PyTorch C++ Deployment Story: 2019

Michael_Suo · October 14, 2019, 10:14pm

Hi Brendan! Thanks for the question, it’s a good opportunity for us to provide some clarity in this area.

The PyTorch team is betting heavily on TorchScript/libtorch as the path for going from research to production. Our ideal workflow is for the user to prototype in Python/PyTorch eager, convert to TorchScript, then use our compiler infrastructure to optimize and potentially lower your model to specialized hardware.

You can check out our tutorials on TorchScript and exporting your model to C++ and our TorchScript reference for more information on using TorchScript to deploy your PyTorch models to production.

Today, the basic building blocks of that workflow are in place, but the extension point for hardware backends is the thing that we need to work on the most.

The (as of today) best approach to add hardware or compiler backends to our JIT is to replicate what we have in the pytorch/tvm repo. @bwasti has also written up a tutorial for the same integration strategy. It registers certain PyTorch operators as TVM-accelerated and the JIT offloads subgraphs with these operators to the TVM backend. Happy to answer any questions about that.

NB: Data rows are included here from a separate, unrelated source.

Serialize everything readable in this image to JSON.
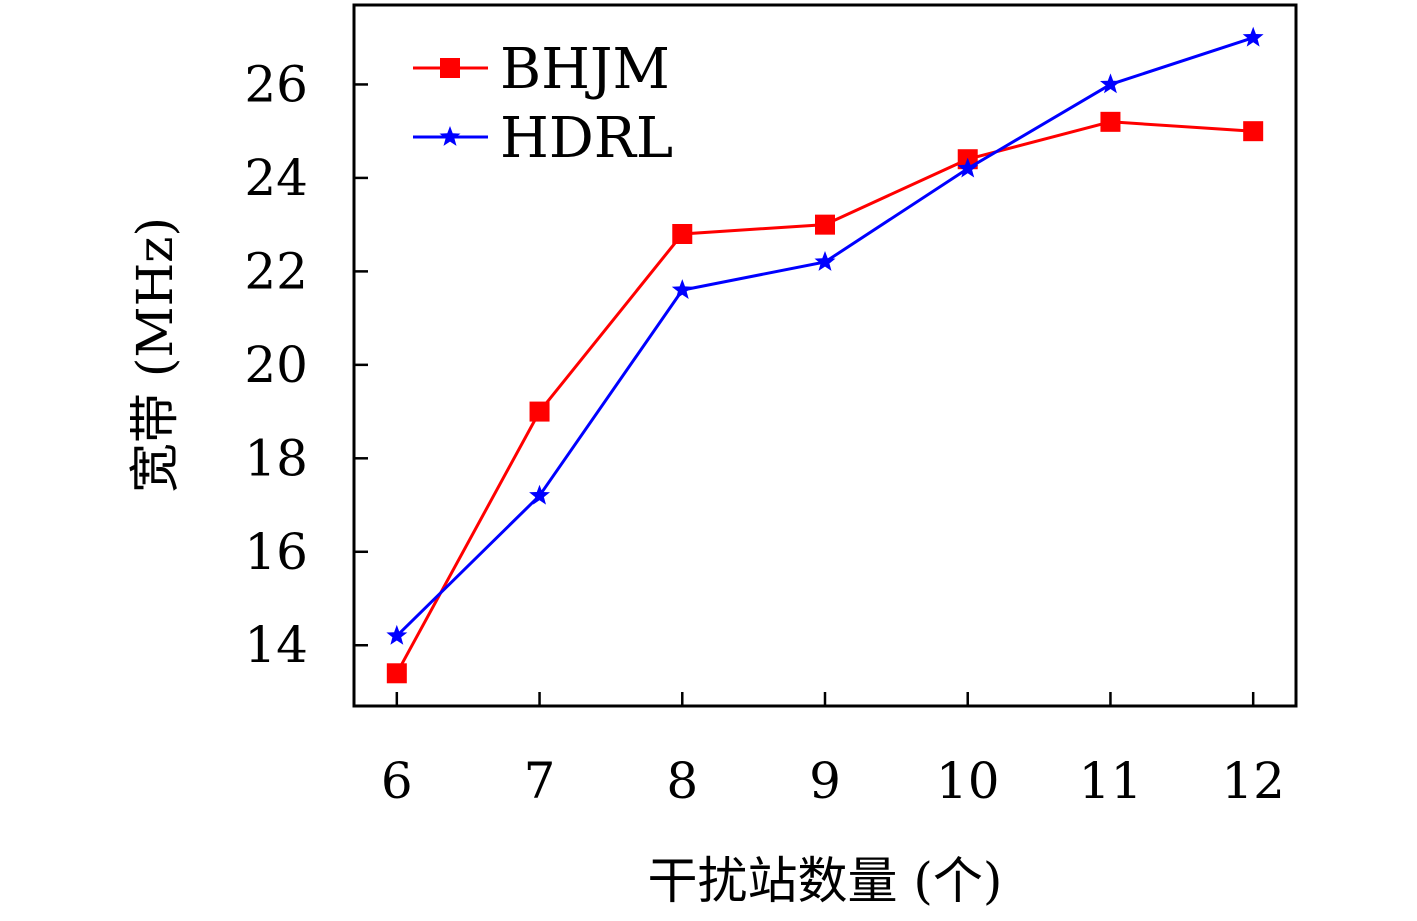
{
  "chart_data": {
    "type": "line",
    "title": "",
    "xlabel": "干扰站数量 (个)",
    "ylabel": "宽带 (MHz)",
    "x": [
      6,
      7,
      8,
      9,
      10,
      11,
      12
    ],
    "xticks": [
      "6",
      "7",
      "8",
      "9",
      "10",
      "11",
      "12"
    ],
    "yticks": [
      "14",
      "16",
      "18",
      "20",
      "22",
      "24",
      "26"
    ],
    "xlim": [
      5.7,
      12.3
    ],
    "ylim": [
      12.7,
      27.7
    ],
    "grid": false,
    "legend_position": "top-left",
    "series": [
      {
        "name": "BHJM",
        "color": "#ff0000",
        "marker": "square",
        "values": [
          13.4,
          19.0,
          22.8,
          23.0,
          24.4,
          25.2,
          25.0
        ]
      },
      {
        "name": "HDRL",
        "color": "#0000ff",
        "marker": "star",
        "values": [
          14.2,
          17.2,
          21.6,
          22.2,
          24.2,
          26.0,
          27.0
        ]
      }
    ]
  }
}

If you don’t need graphs to be built at runtime (say, you have a ResNet-ish trunk to your model that is highly stable and you want to guarantee it is compiled), you can compile in TVM/TensoRT/Glow/etc. directly, then just call that as a custom op in your model. For example, there is the Torch2TRT Converter that can convert ResNet-ish trunks into TRT, and your network will be partly the Python function that calls the TRT model, and the rest be the PyTorch-native model.

Going forward, we are looking at two directions:

Improvements to the optimization and code generation capabilities of PyTorch’s native JIT runtime. We haven’t focused much here to date (busy writing TorchScript itself) but we are investing in this much more as TorchScript matures.
A simple way to to say “export this nn.Module to X graph compiler”, with a similar interface to .to(), but works only on nn.Modules and not tensors, as well as the ability to use such compiled modules in TorchScript.

Combined, these two things will make the performance story a lot clearer for PyTorch. If you are just hoping for performance improvements without doing any work, the native JIT runtime should be “good enough”. If you are really trying to squeeze performance by tuning your model work well with a graph compiler (say TensorRT), you should be able to imperatively tell TorchScript “convert this module to a TensorRT graph or fail” and backend vendors can implement the conversions as they see fit.

As for your specific questions:

What is the ultimate goal for torchscript/libtorch? Is it just for converting into c++? Or will it also provide direct support for hardware acceleration?

We plan to provide direct support for hardware acceleration using TorchScript, in the manner described above.

Will torchscript/libtorch replace the need for Caffe2? How does ONNX fit into this?

TorchScript is intended as a replacement for PyTorch → ONNX → Caffe2 conversion. We think the experience is overall better, as we can precisely preserve the semantics of your model code and you don’t have to work with two separate frameworks.

That said, we will continue to support a PyTorch → ONNX conversion step, as it is a standard that we want PyTorch as a framework to interoperate with well. ONNX covers CoreML, ONNX.js etc. which are pretty useful (from what we heard).

What is the recommended optimized runtime format? (Onnxruntime, glow, tensorrt, tvm)? Will your recommendation change in 6-12 months?

We don’t have a recommended backend. They all have different strengths and weaknesses, so it will depend heavily on your use case and hardware which is right for you.

In 6–12 months, I think that recommendation will be the same, prefixed by "you should really consider using just the native JIT optimization, perhaps it will be good enough that you can avoid the integration cost of a secondary backend“

Do we have any performance benchmarks for each of these formats? Python vs Libtorch? Libtorch vs Glow?

We do not have comprehensive benchmarks between backends, no. Generally, it is somewhat difficult as graph compilers tend to be sensitive to changes in the model, so it’s hard to get a “fair” comparison everyone is happy with.

As for Python vs. TorchScript/JIT: to set expectations, we generally tell people “it should be about the same speed”, as we have not really started turning the optimization crank yet. As mentioned above, this is an area we are beginning to invest in quite heavily, so this should improve soon. We did some small work so far, and wrote about it here and you can see what that would generally look like as we do more stuff.